The first real improvements in buildings would not begin until 1866 when the old rock church was finished and the first rock homes were under construction. All families at first lived in dugouts or crude log homes with dirt for a roof and floor, shingle mills would have to wait, lumber for floor planks were pit-sawed into crude slabs by hand, the log church being the only building in Mendon with a "proper" wood floor in it for many years. Logs were taken across the valley to "Millville," where they were slabbed into lumber. And these were the more fortunate of the early families, some of whom were forced to lived in dugouts, where in addition to the standard dirt roof and floor, most of the walls were to be dirt as well. The very poor settlers lived in just their wagon boxes, a very small, humble and cold existence, though I suppose they enjoyed a wood floor not much bigger than your kitchen table, but not the thin canvas over the hoops to keep out the cold wind and weather.
These are the stories of the families that broke through the native grass and sage, which had covered the floor of the Cache Valley for generations uncounted. They diverted the small streams to water their humble first crops, and later on constructed an earthen dam south of Mendon on Gardner's Creek to provide additional water for irrigation to several hundred acres of land. Water was the key element to life; it regulated the number of people who could reside in Mendon for many years. It mattered not that there was land to farm, for without water to bring forth a crop; it was only of value as pastureland, and even then only in the early part of the season.

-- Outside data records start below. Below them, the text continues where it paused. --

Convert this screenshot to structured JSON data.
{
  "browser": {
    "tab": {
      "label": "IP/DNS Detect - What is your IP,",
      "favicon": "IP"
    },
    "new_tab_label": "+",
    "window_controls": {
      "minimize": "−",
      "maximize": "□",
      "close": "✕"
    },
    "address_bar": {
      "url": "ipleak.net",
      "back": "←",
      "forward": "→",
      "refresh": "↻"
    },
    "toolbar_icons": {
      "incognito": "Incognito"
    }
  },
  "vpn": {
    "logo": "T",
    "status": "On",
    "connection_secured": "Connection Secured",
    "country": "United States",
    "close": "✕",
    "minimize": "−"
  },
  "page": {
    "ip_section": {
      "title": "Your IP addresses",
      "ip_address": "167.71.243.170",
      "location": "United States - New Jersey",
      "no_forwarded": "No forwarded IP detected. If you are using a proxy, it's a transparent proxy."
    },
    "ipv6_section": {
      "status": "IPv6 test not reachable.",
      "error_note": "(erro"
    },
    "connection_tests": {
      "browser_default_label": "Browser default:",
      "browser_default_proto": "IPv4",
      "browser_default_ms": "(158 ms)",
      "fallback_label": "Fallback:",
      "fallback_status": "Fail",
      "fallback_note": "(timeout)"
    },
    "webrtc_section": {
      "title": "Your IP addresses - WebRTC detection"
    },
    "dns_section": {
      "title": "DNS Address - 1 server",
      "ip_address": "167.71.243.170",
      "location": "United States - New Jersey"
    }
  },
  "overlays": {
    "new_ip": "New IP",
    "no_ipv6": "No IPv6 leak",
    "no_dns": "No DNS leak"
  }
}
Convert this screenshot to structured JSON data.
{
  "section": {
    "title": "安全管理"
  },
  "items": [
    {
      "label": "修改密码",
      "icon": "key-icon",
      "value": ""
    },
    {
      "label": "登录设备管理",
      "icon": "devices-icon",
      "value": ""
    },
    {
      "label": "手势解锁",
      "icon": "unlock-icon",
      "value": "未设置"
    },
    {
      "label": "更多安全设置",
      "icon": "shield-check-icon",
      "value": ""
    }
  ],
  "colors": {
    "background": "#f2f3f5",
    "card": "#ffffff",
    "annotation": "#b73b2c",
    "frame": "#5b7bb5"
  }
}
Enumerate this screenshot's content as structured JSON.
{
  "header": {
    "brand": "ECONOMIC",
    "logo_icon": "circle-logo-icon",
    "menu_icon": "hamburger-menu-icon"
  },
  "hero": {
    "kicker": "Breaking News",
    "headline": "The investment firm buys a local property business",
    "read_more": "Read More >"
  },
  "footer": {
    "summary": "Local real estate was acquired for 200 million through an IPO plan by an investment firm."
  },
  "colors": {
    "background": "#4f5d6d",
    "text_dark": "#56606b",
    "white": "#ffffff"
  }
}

They lived in a place in time, where one had to watch very carefully ones surroundings. Indians were a major problem for them in the first twenty odd years of the Mendon settlement. Bears, Grizzly bears, wolves, big cats, coyotes, snakes and all nature of wild things shared the same space as the early settlers of our beloved Mendon. Bradford K. Bird was shot in the leg; one of the Baker boys (Albert M. Baker) was shot in the hand, while checking the animals out back of his cabin one night, with an arrow. Had not the bone of his finger deflected the shot, he might have taken the arrow in his chest. Little Rosa Thurston was stolen by the Indians from Gardner's Creek, some three miles south of Mendon. Thomas B. Graham was almost torn in half by a huge grizzly bear with two cubs on the west bank of the Little Bear River, southeast of Mendon. One lady chased a bear from her log cabin with a skillet, another, Henrietta B. Shumway killed a bear that got into hers, then as now you don't want to be messing in mom's kitchen. Stories are told of visitations to Mendon by one or another of the Three Nephites
and of flour bins that never failed to contain enough to make a meal for a family, or those in need.
Mendon has a wonderful collection of histories, stories, recollections and folklore from which to draw upon for a glimpse into our collective past. Please enjoy these accounts offered here, for I am every so thankful that our pioneers, in addition to everything else they did left us a written record as well.